Labor laws play a significant role in the systemic problem. Labor codes are clearly biased towards laborers. It offers a level of false security that disproportionately disadvantages their employers and the very community it seeks to protect. Current labor laws revolve around the idea of tenure rather than sustainable value. Given this scenario, corporations end up reducing their exposure by depressing the wages of their people just to limit the exposure to financial risk. Just imagine a company that is in financial difficulty. Should the company decide to lay-off people to survive, it will end up killing itself completely. Instead of protecting and providing a means to rehabilitate itself, labor laws place priority on settling salaries over creditors without regarding the condition of its founders or incorporators.

I can go on and on and on discussing systemic dysfunctions but the objective here is to give the reader insight into the complexity that surrounds the issue of realizing benefits from human capital investments, and what considerations organizations need to be address when it comes to the challenge of realizing those desired benefits.

Given these conditions, how can corporations maximize their investments into human capital?

First, we must qualify what an investment into human capital really means. In simple terms, it is the investment of the company into the intellectual and functional growth of every employee within its domain. This involves creating intelligent policies, a culture conducive to personal and professional growth, functional and theoretical training, mentoring and leadership development, performance incentives, and competitive salaries. The focus of the investment is to create an environment where growth and experimentation are encouraged, an environment that showcases achievement, and environment that molds restrictive mental models into new progressive ones, and an investment in capturing the same for reuse throughout the entire organization.
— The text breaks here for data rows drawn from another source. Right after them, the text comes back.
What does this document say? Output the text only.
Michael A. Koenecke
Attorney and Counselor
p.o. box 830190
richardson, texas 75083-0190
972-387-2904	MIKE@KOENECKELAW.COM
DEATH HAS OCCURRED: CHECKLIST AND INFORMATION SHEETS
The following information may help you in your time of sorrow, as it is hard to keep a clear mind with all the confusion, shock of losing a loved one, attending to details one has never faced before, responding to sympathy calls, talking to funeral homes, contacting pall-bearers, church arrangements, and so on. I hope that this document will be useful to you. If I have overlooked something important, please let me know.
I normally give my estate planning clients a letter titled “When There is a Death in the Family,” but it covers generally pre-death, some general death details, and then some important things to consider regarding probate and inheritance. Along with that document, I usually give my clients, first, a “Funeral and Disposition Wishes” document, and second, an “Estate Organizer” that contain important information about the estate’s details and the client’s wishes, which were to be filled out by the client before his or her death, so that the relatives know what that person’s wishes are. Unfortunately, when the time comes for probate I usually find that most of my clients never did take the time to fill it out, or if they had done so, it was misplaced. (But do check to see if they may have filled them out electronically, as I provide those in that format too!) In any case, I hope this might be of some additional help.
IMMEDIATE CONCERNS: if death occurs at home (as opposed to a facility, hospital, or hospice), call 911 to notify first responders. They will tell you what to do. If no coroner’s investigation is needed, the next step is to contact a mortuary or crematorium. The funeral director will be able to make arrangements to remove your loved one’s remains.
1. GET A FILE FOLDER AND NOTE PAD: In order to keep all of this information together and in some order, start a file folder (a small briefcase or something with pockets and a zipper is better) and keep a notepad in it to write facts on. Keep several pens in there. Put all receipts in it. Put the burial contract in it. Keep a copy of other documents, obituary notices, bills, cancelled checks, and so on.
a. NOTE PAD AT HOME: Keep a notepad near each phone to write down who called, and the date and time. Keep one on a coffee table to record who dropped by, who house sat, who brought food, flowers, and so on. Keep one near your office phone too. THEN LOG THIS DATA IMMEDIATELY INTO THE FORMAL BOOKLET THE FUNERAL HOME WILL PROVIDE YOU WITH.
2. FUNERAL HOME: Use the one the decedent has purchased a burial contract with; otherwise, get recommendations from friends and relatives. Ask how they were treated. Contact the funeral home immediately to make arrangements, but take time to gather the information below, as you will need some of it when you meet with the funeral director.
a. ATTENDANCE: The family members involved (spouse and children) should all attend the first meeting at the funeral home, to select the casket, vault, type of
The following are areas you may want to explore if you intend to maximize benefit from your human capital investments:

  1. Modeling Leadership – people will duplicate the attitudes of their designated leaders. Make sure leaders are made accountable and responsible for their own actions, and are willing to do the very things they expect of their people.
  2. Intelligent Policy –integrate a reward system into the framework of corporate policy rather than maintaining a purely punitive model. Make sure to integrate the same into performance management activities.
  3. Safe Communication – establish “safe communication” systems that will allow people to be heard without fear of reprisals
  4. Cross Fertilize Skills – promote a well rounded understanding of operations and functions for every employee by getting people to experience different roles within a department or business unit. This will prevent intellectual or functional atrophy from setting in.
  5. Serialized or Organic Promotions – promote from within. Limit the number of outsiders who end up filling leadership positions within the company and make sure that promotions are based on the merit of performance. Don’t promote people to higher levels of incompetence simply because they know, or are associated with, the people at the higher echelons of the organization.
  6. Create systems that showcase innovation and knowledge champions – make sure that people are recognized only for performance that goes above and beyond expectations. Remember to be sparing—to much recognition will minimize its impact on the organization.
  7. Build systems that promote the reuse and enhancement of knowledge – make sure to build systems and mechanisms that allow knowledge holders to transform tacit knowledge into explicit form. Attrition is a reality that will never leave us as long as choice remains a part of free will. To protect the interests of the company and to prevent the company from being held hostage to the demands of key knowledge holders, it is important that such mechanisms be implemented.